The Psychology of Death
February marks the 1 year anniversary that Covid-19 announced itself to the UK. And honestly, who could have possibly predicted a year like 2020.
After getting Covid-19 myself last month, my symptoms have thankfully mostly resolved, bar an occasional tingling on my tongue that makes food taste bland. I’ve been thrusted back into the relentless long hours and busy shifts in the hospital. Work has been hectic but thankfully, cases are starting to fall. Our hospital trust now has roughly 50% of Covid admissions compared to the (second) peak a few weeks ago. The UK is making progress in its vaccination programme.
Things are looking increasingly positive, but we shouldn’t get complacent. We cannot afford to be tricked into a false sense of security like the first lockdown when the country reopened, resulting in an exponential increase in cases. This is a crucial turning point in the battle, and it’s so essential that we all stay patient. The decision to continue restrictions is a difficult but necessary one, at least until vaccine programmes progress.
Until then: Hang tight, stay safe, believe, and look after each other.
Coping with Death
The last few months at work have been really tough emotionally. Covid-19 has been terrifying. At the time of writing, the UK has seen over 120 thousand deaths. That’s 1 in 550 people.
Death is something that every healthcare professional encounters. But this year during the pandemic, I’ve seen far too much of it. I’ve seen people coming in with their lungs barely functioning. I’ve seen life support machines being switched off. I’ve performed traumatic chest compressions in young adults and elderly gentlemen alike, many of which are unsuccessful.

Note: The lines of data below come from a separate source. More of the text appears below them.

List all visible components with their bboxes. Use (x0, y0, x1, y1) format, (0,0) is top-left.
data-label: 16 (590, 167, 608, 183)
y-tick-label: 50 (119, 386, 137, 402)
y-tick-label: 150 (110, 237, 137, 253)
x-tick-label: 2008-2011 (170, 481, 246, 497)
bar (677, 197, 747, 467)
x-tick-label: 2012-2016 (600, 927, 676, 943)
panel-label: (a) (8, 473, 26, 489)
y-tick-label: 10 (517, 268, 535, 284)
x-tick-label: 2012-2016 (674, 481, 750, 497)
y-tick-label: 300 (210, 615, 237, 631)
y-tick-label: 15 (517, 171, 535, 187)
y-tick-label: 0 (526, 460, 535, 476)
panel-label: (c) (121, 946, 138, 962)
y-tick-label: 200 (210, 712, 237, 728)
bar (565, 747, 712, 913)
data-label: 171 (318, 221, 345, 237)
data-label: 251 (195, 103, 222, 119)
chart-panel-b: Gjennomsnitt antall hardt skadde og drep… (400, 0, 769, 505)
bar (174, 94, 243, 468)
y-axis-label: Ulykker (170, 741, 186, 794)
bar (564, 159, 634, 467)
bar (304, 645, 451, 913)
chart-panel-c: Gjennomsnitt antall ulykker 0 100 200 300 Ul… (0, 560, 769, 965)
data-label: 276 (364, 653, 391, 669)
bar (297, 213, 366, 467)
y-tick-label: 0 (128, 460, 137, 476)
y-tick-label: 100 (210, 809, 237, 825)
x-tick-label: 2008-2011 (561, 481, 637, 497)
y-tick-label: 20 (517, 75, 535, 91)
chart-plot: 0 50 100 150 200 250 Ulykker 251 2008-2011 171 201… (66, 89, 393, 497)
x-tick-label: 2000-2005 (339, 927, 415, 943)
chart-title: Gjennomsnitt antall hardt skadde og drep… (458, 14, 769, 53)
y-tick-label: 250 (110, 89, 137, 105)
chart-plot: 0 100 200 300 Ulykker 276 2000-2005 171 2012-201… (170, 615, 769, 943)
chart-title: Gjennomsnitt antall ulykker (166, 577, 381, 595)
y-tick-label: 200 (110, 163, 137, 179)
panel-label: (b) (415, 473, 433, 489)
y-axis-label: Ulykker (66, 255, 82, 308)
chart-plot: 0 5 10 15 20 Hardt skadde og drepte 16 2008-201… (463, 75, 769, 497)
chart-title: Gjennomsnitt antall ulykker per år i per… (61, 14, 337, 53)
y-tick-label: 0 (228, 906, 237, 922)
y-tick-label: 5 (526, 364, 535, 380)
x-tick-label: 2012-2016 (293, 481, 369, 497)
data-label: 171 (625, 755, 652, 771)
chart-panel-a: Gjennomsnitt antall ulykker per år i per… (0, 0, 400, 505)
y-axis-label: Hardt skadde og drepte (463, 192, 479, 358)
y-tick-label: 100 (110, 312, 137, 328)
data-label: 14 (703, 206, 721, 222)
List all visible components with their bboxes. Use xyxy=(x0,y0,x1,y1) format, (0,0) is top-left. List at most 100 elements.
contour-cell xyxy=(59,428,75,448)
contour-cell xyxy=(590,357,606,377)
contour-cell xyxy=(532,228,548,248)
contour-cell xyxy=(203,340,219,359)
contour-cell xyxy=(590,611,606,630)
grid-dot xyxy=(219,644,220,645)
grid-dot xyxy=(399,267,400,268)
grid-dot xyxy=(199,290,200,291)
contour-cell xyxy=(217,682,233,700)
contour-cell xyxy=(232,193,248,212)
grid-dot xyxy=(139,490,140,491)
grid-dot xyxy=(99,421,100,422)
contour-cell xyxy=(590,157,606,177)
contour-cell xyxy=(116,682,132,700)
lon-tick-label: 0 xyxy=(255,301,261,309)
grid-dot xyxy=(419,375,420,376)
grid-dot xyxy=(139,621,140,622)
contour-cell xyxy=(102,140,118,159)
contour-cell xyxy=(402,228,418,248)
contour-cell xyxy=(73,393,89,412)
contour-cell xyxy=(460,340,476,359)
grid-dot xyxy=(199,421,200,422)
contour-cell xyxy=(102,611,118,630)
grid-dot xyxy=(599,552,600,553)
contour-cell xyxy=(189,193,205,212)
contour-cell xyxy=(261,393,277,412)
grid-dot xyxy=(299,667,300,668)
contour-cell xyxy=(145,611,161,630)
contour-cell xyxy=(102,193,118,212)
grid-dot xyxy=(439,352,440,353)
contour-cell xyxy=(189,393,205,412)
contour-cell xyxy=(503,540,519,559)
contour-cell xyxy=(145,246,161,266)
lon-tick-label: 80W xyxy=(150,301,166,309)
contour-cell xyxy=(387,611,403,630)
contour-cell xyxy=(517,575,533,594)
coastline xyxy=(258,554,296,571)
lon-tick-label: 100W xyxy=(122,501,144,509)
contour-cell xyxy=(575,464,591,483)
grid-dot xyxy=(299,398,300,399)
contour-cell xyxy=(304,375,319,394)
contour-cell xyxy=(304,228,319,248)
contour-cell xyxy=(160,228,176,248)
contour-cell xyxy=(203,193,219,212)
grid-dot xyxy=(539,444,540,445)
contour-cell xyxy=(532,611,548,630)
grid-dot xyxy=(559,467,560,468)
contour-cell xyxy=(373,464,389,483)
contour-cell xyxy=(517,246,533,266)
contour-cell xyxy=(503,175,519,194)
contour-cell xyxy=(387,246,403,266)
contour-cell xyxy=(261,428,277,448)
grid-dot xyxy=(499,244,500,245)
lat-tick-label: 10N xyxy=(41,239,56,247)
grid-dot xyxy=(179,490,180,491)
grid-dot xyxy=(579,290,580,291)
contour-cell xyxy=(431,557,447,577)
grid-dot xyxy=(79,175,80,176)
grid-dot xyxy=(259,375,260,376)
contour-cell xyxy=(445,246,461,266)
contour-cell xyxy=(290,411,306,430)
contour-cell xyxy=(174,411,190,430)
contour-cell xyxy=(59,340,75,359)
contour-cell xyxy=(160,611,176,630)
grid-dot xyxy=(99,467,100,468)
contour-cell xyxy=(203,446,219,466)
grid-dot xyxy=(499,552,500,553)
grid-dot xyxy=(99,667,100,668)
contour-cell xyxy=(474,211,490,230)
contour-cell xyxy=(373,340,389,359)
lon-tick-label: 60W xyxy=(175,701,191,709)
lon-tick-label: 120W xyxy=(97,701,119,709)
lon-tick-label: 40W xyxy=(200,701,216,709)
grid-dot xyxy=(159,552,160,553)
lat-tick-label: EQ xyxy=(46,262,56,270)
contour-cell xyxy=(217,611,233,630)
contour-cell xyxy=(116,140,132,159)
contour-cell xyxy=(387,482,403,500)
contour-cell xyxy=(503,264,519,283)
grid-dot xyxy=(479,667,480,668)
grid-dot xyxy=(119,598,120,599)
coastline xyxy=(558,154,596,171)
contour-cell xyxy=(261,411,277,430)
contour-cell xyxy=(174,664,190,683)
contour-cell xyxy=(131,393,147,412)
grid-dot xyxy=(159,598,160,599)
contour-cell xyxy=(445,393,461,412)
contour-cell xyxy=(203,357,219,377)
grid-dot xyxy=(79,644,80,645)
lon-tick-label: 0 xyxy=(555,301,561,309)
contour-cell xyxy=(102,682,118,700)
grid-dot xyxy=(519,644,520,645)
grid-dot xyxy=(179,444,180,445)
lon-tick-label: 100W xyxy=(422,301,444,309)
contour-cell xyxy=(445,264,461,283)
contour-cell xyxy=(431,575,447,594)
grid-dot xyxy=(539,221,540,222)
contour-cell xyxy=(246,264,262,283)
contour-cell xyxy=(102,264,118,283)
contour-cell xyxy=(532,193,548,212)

I looked a man in the eye and told him his wife wasn’t going to make it out alive.
I deal with these emotions by pushing them aside so that they don’t interfere with my other clinical decisions. I do everything that I can to move them to the back so that my consciousness remains unclouded. Sometimes, I create mental representations of patients as diagnoses and conditions. Not to objectify them, but because it’s easier to think logically when you remove emotional fallacies. At the end of the day, I reflect, I think about how I can do better, and I move on.
On the other hand, as a human being, I know I will be scarred by many of these emotional experiences for the rest of my life.
I know I’m not alone in this. Every single one of us is going through a difficult time in our own way. When we eventually overcome coronavirus, many of us will struggle with psychological trauma and anxiety. One battle will finish and the next will begin. We need to be helping one another, and thinking of ways as a society to overcome this.
The Psychology of Death
Much of what we do is governed by our unconscious fear of death. Avoiding it is a key survival instinct alongside gathering food, reproduction, and conserving energy. We tend to repress death because we don’t understand it, and because it goes against all the values our society strives for: youth, survival, longevity, health, and optimism. We subdue its existence by attaching stigma and taboo whenever someone brings it up. We fear because it takes away what we think belongs to us.
As a doctor, death is a difficult outcome to accept because it goes against everything we fight for. We’re trained to treat illness so people can live longer and happier lives. To fight death at all costs. The issue is that while we use medications and interventions to extend health in many, we ultimately cannot defeat it. The only thing certain in life, is death. We spend so much time focusing on extending and living life, that we neglect the dying. Death is the only eventuality in all of our lives, yet we fail to prioritise dying better or normalise the process of loss.
‘Death is not the opposite of life but an innate part of it. By living our lives, we nurture death.’ - Haruki Murakami (Norwegian Wood)
Sometimes, death doesn’t mean failure. There are good deaths too: planned, painless, emotionally whole. People argue that if it comes a time when living creates more misery than happiness, we should be allowed to plan it. We die eventually, and it saves from the pain and misery of terminal illnesses. The counter is that no one can truly predict the course of a human life, or define its value. This is the ethical grey area of euthanasia.
As humans, we can’t help but feel pain in loss. But instead of condemning death, we should learn to embrace it as a celebration of life, and use it to live more considered lives. Through more open conversations and proper educational infrastructure, we can learn to respect the art of dying - physically, emotionally, psychologically and spiritually.
On a more personal level, the concept of death takes several different meanings to me. It feels so much harder for me to talk about my own death compared to a patient’s. Yet by avoiding the topic, I fall victim to the same problem that plagues our society.
I fear death more than anything because I know I will never understand it. But at the very least, it’s not something that has control of me anymore. Knowing that once I die, my existence amounts to zero allows me to live freely. It drives as a motivator to make a difference in the world before its eventuality.